Quote Originally Posted by HighPopalorum
Obvious response: where in the Const is this right enshrined? It isn't in A20, which deals with patients' rights exclusively. Hell, the Const "enshrines" (lol) gambling in this state, but that doesn't mean Harrah's can build a casino anywhere they like. Likewise, Kathleen Chippi and other commercial operators cannot set up shop where she is not welcome. You're on real shaky legal ground, since the local option has been a matter of settled law since the end of alcohol prohibition. Just as there are still wet and dry counties, there will be green counties which allow MJ sales and "brown counties" which do not.

FWIW, the cover story of Reason is on legalization, and the local option is discussed briefly. (and complimentarily, as you would expect in a libertarian magazine.)

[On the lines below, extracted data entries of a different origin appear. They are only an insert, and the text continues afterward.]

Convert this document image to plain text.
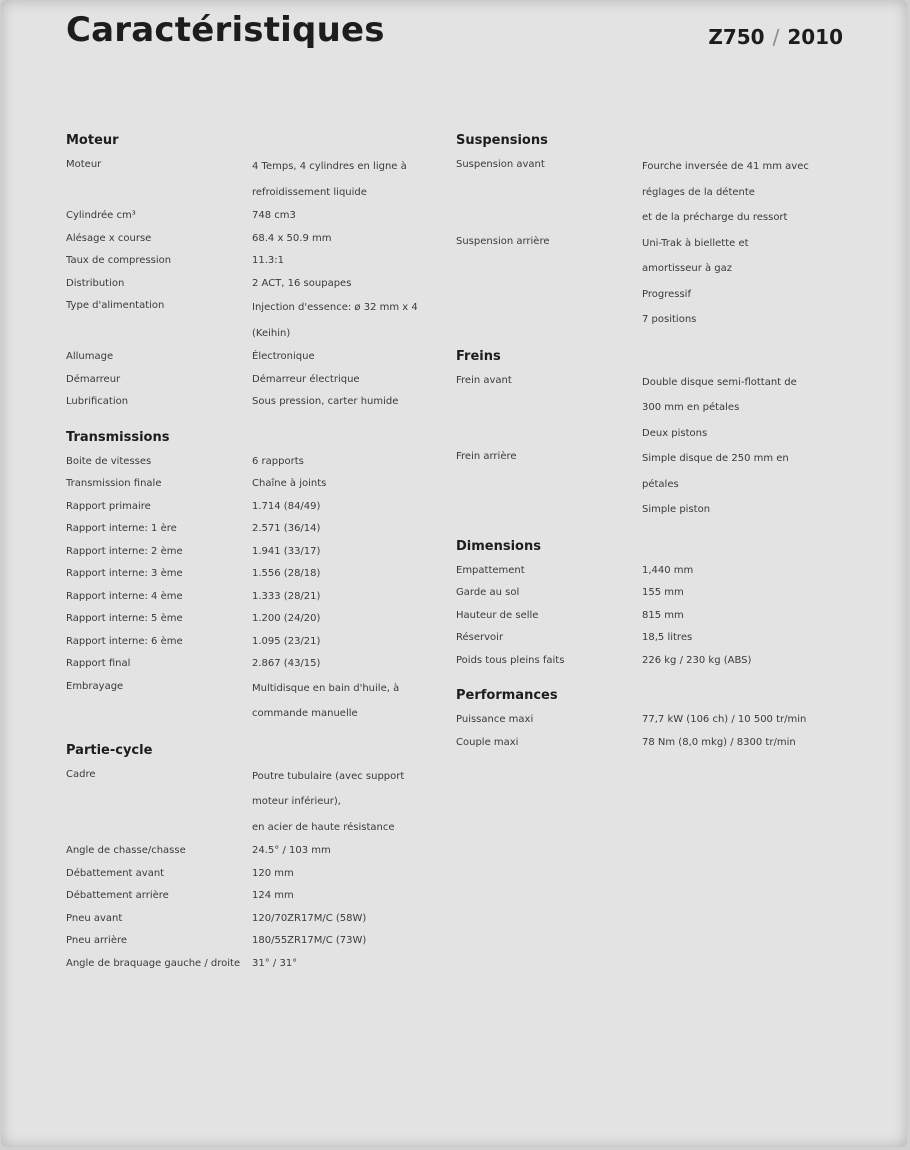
Caractéristiques	Z750 / 2010
Moteur
Moteur	4 Temps, 4 cylindres en ligne à
refroidissement liquide
Cylindrée cm³	748 cm3
Alésage x course	68.4 x 50.9 mm
Taux de compression	11.3:1
Distribution	2 ACT, 16 soupapes
Type d'alimentation	Injection d'essence: ø 32 mm x 4
(Keihin)
Allumage	Électronique
Démarreur	Démarreur électrique
Lubrification	Sous pression, carter humide
Transmissions
Boite de vitesses	6 rapports
Transmission finale	Chaîne à joints
Rapport primaire	1.714 (84/49)
Rapport interne: 1 ère	2.571 (36/14)
Rapport interne: 2 ème	1.941 (33/17)
Rapport interne: 3 ème	1.556 (28/18)
Rapport interne: 4 ème	1.333 (28/21)
Rapport interne: 5 ème	1.200 (24/20)
Rapport interne: 6 ème	1.095 (23/21)
Rapport final	2.867 (43/15)
Embrayage	Multidisque en bain d'huile, à
commande manuelle
Partie-cycle
Cadre	Poutre tubulaire (avec support
moteur inférieur),
en acier de haute résistance
Angle de chasse/chasse	24.5° / 103 mm
Débattement avant	120 mm
Débattement arrière	124 mm
Pneu avant	120/70ZR17M/C (58W)
Pneu arrière	180/55ZR17M/C (73W)
Angle de braquage gauche / droite	31° / 31°
Suspensions
Suspension avant	Fourche inversée de 41 mm avec
réglages de la détente
et de la précharge du ressort
Suspension arrière	Uni-Trak à biellette et
amortisseur à gaz
Progressif
7 positions
Freins
Frein avant	Double disque semi-flottant de
300 mm en pétales
Deux pistons
Frein arrière	Simple disque de 250 mm en
pétales
Simple piston
Dimensions
Empattement	1,440 mm
Garde au sol	155 mm
Hauteur de selle	815 mm
Réservoir	18,5 litres
Poids tous pleins faits	226 kg / 230 kg (ABS)
Performances
Puissance maxi	77,7 kW (106 ch) / 10 500 tr/min
Couple maxi	78 Nm (8,0 mkg) / 8300 tr/min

I'm not aware of any dry counties in Colorado, but then I haven't tried to drink in all of them. My point was that any attempt to regulate/legislate that has the effect of impacting the exercise of a constitutional right, in this case the right of a medical marijuana licensee to obtain and use their medicine, such as it is, is subject to a higher level of scrutiny if challenged. I don't know that "We don't want it here, nyah nyah nyah nyah nyah"( oh, sorry, "they're not welcome") would be found to be sufficient to defeat the right to smoke the chronic. If the Colorado Supreme Court were to subject 1284 and/or 109 to what is called "strict scrutiny", which would be consistent with precedent when it comes to an explicit constitutional right, well, lets just say that vanishingly few laws subjected to "strict scrutiny" survive such scrutiny.

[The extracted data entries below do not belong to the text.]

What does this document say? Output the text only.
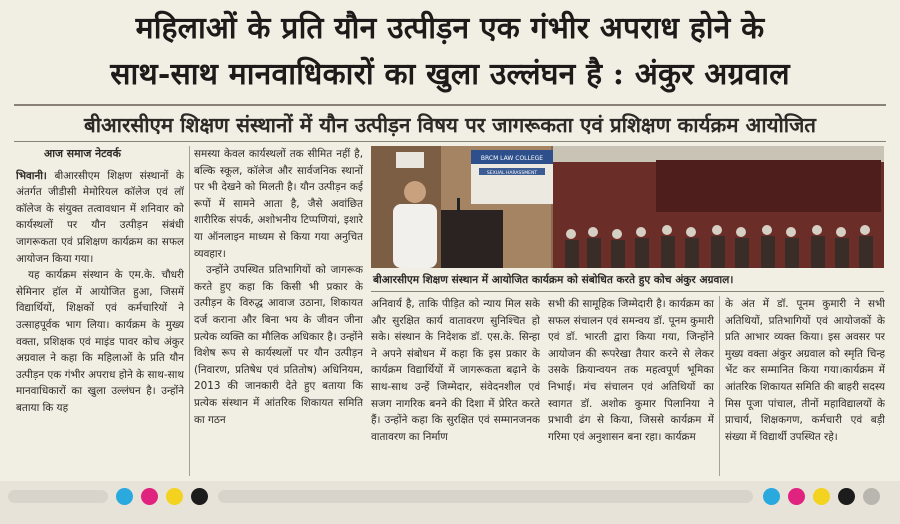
महिलाओं के प्रति यौन उत्पीड़न एक गंभीर अपराध होने के
साथ-साथ मानवाधिकारों का खुला उल्लंघन है : अंकुर अग्रवाल
बीआरसीएम शिक्षण संस्थानों में यौन उत्पीड़न विषय पर जागरूकता एवं प्रशिक्षण कार्यक्रम आयोजित
आज समाज नेटवर्क

भिवानी। बीआरसीएम शिक्षण संस्थानों के अंतर्गत जीडीसी मेमोरियल कॉलेज एवं लॉ कॉलेज के संयुक्त तत्वावधान में शनिवार को कार्यस्थलों पर यौन उत्पीड़न संबंधी जागरूकता एवं प्रशिक्षण कार्यक्रम का सफल आयोजन किया गया।

यह कार्यक्रम संस्थान के एम.के. चौधरी सेमिनार हॉल में आयोजित हुआ, जिसमें विद्यार्थियों, शिक्षकों एवं कर्मचारियों ने उत्साहपूर्वक भाग लिया। कार्यक्रम के मुख्य वक्ता, प्रशिक्षक एवं माइंड पावर कोच अंकुर अग्रवाल ने कहा कि महिलाओं के प्रति यौन उत्पीड़न एक गंभीर अपराध होने के साथ-साथ मानवाधिकारों का खुला उल्लंघन है। उन्होंने बताया कि यह

समस्या केवल कार्यस्थलों तक सीमित नहीं है, बल्कि स्कूल, कॉलेज और सार्वजनिक स्थानों पर भी देखने को मिलती है। यौन उत्पीड़न कई रूपों में सामने आता है, जैसे अवांछित शारीरिक संपर्क, अशोभनीय टिप्पणियां, इशारे या ऑनलाइन माध्यम से किया गया अनुचित व्यवहार।

उन्होंने उपस्थित प्रतिभागियों को जागरूक करते हुए कहा कि किसी भी प्रकार के उत्पीड़न के विरुद्ध आवाज उठाना, शिकायत दर्ज कराना और बिना भय के जीवन जीना प्रत्येक व्यक्ति का मौलिक अधिकार है। उन्होंने विशेष रूप से कार्यस्थलों पर यौन उत्पीड़न (निवारण, प्रतिषेध एवं प्रतितोष) अधिनियम, 2013 की जानकारी देते हुए बताया कि प्रत्येक संस्थान में आंतरिक शिकायत समिति का गठन

BRCM LAW COLLEGE
SEXUAL HARASSMENT
बीआरसीएम शिक्षण संस्थान में आयोजित कार्यक्रम को संबोधित करते हुए कोच अंकुर अग्रवाल।

अनिवार्य है, ताकि पीड़ित को न्याय मिल सके और सुरक्षित कार्य वातावरण सुनिश्चित हो सके। संस्थान के निदेशक डॉ. एस.के. सिन्हा ने अपने संबोधन में कहा कि इस प्रकार के कार्यक्रम विद्यार्थियों में जागरूकता बढ़ाने के साथ-साथ उन्हें जिम्मेदार, संवेदनशील एवं सजग नागरिक बनने की दिशा में प्रेरित करते हैं। उन्होंने कहा कि सुरक्षित एवं सम्मानजनक वातावरण का निर्माण

सभी की सामूहिक जिम्मेदारी है। कार्यक्रम का सफल संचालन एवं समन्वय डॉ. पूनम कुमारी एवं डॉ. भारती द्वारा किया गया, जिन्होंने आयोजन की रूपरेखा तैयार करने से लेकर उसके क्रियान्वयन तक महत्वपूर्ण भूमिका निभाई। मंच संचालन एवं अतिथियों का स्वागत डॉ. अशोक कुमार पिलानिया ने प्रभावी ढंग से किया, जिससे कार्यक्रम में गरिमा एवं अनुशासन बना रहा। कार्यक्रम

के अंत में डॉ. पूनम कुमारी ने सभी अतिथियों, प्रतिभागियों एवं आयोजकों के प्रति आभार व्यक्त किया। इस अवसर पर मुख्य वक्ता अंकुर अग्रवाल को स्मृति चिन्ह भेंट कर सम्मानित किया गया।कार्यक्रम में आंतरिक शिकायत समिति की बाहरी सदस्य मिस पूजा पांचाल, तीनों महाविद्यालयों के प्राचार्य, शिक्षकगण, कर्मचारी एवं बड़ी संख्या में विद्यार्थी उपस्थित रहे।
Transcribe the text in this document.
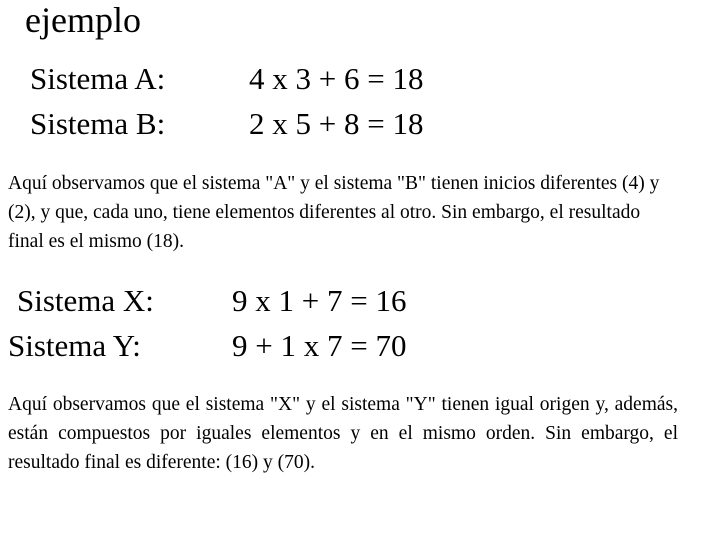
ejemplo
Sistema A:	4 x 3 + 6 = 18
Sistema B:	2 x 5 + 8 = 18
Aquí observamos que el sistema "A" y el sistema "B" tienen inicios diferentes (4) y (2), y que, cada uno, tiene elementos diferentes al otro. Sin embargo, el resultado final es el mismo (18).
Sistema X:	9 x 1 + 7 = 16
Sistema Y:	9 + 1 x 7 = 70
Aquí observamos que el sistema "X" y el sistema "Y" tienen igual origen y, además, están compuestos por iguales elementos y en el mismo orden. Sin embargo, el resultado final es diferente: (16) y (70).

As for the situation with alcohol, it is utterly inapposite, as no constitutional provision creates any right to obtain, possess, or consume alcohol, medicinally or otherwise. And if I'm not mistaken, the enshrinement (actually a term of art among those with a legal education, but I'm glad you find it amusing) of gambling in the Colorado constitution actually specifies the locales in which it is to be allowed, a type of specificity which I don't believe is present in Amendment 20. Correct me if I'm wrong.

The shaky legal ground is actually under your feet, my condescending correspondent.